Incentivizing sellers through profit-sharing or options essentially works the  same way that it does with employees: it serves as a motivational tool to help the company hit its sales targets, while keeping everyone focused on efficiency. In M&A deals, the profit targets can be linked to the seller company’s own targets, or to the performance of the company at large.

 

Buyers will always say that they want to make full pay-outs in these cases, as that shows the deal was a success. After all, the ultimate goal of any M&A deal is driving a higher profit. However, sellers should be cautious when the weighting of the deal is too focused on profit sharing or options in order to “bridge the gap on valuation”. First of all, achieving profit targets can be out of the seller’s control, meaning that the seller hits his or her targets, but the overall targets are not met and therefore there is no payout.

 

Another possible reason for concern is the mixed incentives of such plans, when profit sharing is linked to the seller’s performance.
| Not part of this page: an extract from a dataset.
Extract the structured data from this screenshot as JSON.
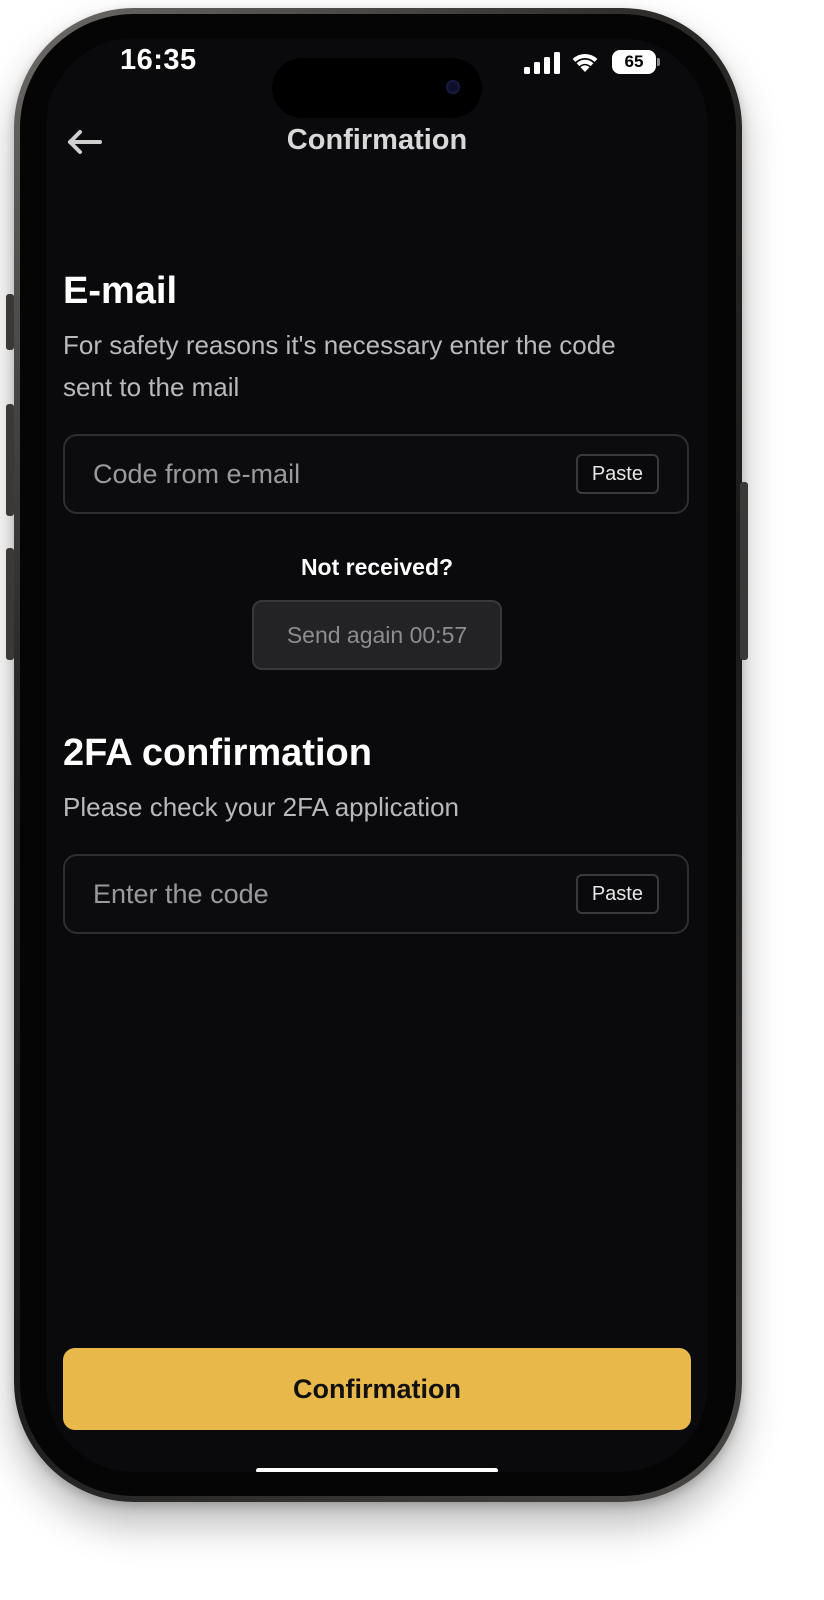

Even if the goal of both sides at closing is to achieve the highest profits in the company, things can change. An example from a former client here in Europe involved the buyer being acquired themselves—the new owner had no interest in the business involving the seller’s solutions. Unfortunately, this made it impossible for the seller to hit his payout targets.

 

Where we do see profit-sharing or options work is when they are used as a  carrot on top of the deal, keeping the seller motivated to stay on board and perform, and justly rewarding them for doing so.